We studied 16 anti-Ro/SSA and anti-La/SSB–positive pregnant women from the Preventive IVIG Therapy for Congenital Heart Block study who had previously given birth to a child with neonatal lupus. In 3 of the mothers, the study pregnancy resulted in the birth of a child with neonatal lupus (2 with CHB and 1 with rash). Sequential serum samples were obtained from all mothers immediately before the administration of IVIG during pregnancy and were evaluated for antibodies against the major B cell epitope 349–364aa of La/SSB (idiotype) and its antiidiotypic antibodies.

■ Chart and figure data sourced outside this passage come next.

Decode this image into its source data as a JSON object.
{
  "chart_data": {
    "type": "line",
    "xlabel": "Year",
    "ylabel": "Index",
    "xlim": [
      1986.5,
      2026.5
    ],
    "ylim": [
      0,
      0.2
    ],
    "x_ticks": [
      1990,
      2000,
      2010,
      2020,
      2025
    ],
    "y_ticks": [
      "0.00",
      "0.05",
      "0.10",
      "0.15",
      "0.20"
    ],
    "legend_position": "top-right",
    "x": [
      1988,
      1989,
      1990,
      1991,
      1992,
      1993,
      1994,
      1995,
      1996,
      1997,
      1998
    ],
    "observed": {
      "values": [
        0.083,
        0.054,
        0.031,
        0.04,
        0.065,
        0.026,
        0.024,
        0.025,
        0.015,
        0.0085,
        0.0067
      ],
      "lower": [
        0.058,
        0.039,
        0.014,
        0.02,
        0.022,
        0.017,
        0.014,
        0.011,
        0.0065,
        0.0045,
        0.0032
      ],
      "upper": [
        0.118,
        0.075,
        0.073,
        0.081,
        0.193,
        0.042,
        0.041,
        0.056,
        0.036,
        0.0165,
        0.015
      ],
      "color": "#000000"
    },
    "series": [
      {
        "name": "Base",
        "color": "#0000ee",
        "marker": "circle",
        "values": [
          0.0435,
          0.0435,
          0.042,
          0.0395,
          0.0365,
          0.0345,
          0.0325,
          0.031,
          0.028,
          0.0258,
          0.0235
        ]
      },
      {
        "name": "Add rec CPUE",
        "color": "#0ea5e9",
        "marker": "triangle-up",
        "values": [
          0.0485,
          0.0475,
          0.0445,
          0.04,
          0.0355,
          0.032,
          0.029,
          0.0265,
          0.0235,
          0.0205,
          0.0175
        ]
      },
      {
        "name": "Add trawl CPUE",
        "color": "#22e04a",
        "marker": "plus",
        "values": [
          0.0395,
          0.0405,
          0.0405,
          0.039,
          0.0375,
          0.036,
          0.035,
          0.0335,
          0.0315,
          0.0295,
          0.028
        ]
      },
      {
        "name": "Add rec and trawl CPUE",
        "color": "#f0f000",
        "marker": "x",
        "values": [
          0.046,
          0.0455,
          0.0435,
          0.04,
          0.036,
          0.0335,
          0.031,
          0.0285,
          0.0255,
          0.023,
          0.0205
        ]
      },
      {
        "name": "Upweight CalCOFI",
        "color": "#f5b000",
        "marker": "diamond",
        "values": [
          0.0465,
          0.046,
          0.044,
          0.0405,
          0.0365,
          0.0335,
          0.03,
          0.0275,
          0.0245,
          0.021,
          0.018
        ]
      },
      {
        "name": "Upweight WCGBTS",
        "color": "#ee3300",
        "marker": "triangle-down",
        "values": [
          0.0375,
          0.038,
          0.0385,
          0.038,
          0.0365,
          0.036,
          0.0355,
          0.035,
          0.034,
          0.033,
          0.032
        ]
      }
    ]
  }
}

Following IVIG treatment, serum titers of anti-La(349–364) (Id antibodies) decreased in 80% of the mothers, and in 60% an increase in anti-Id antibodies against anti-La(349–364) was observed. The Id:anti-Id ratio was significantly higher in mothers whose offspring developed neonatal lupus compared to mothers who gave birth to a healthy child (P < 0.0001). Removal of anti-Id antibodies substantially increased the reactivity against La(349–364) in sera from 5 of 7 mothers tested. All IVIG preparations were examined for Id and anti-Id antibody activity. IVIG from batches administered to mothers who gave birth to a healthy child had an Id:anti-Id activity ratio of <1, in contrast to that given to mothers who gave birth to a child with neonatal lupus. Addition of the IVIG preparations to the maternal sera further enhanced antiidiotypic activity (by up to 4.7-fold) in 11 of 13 patients studied.
This is the first study in humans to demonstrate that IVIG influences the Id–anti-Id network of a specific pathogenic autoantibody. Specifically, we showed that IVIG enhanced the anti-Id antibody response in pregnant women with anti-La/SSB antibodies. A high Id:anti-Id ratio in both the IVIG preparation and the maternal serum may explain the absence of an effect of IVIG in preventing recurrent neonatal lupus in some cases.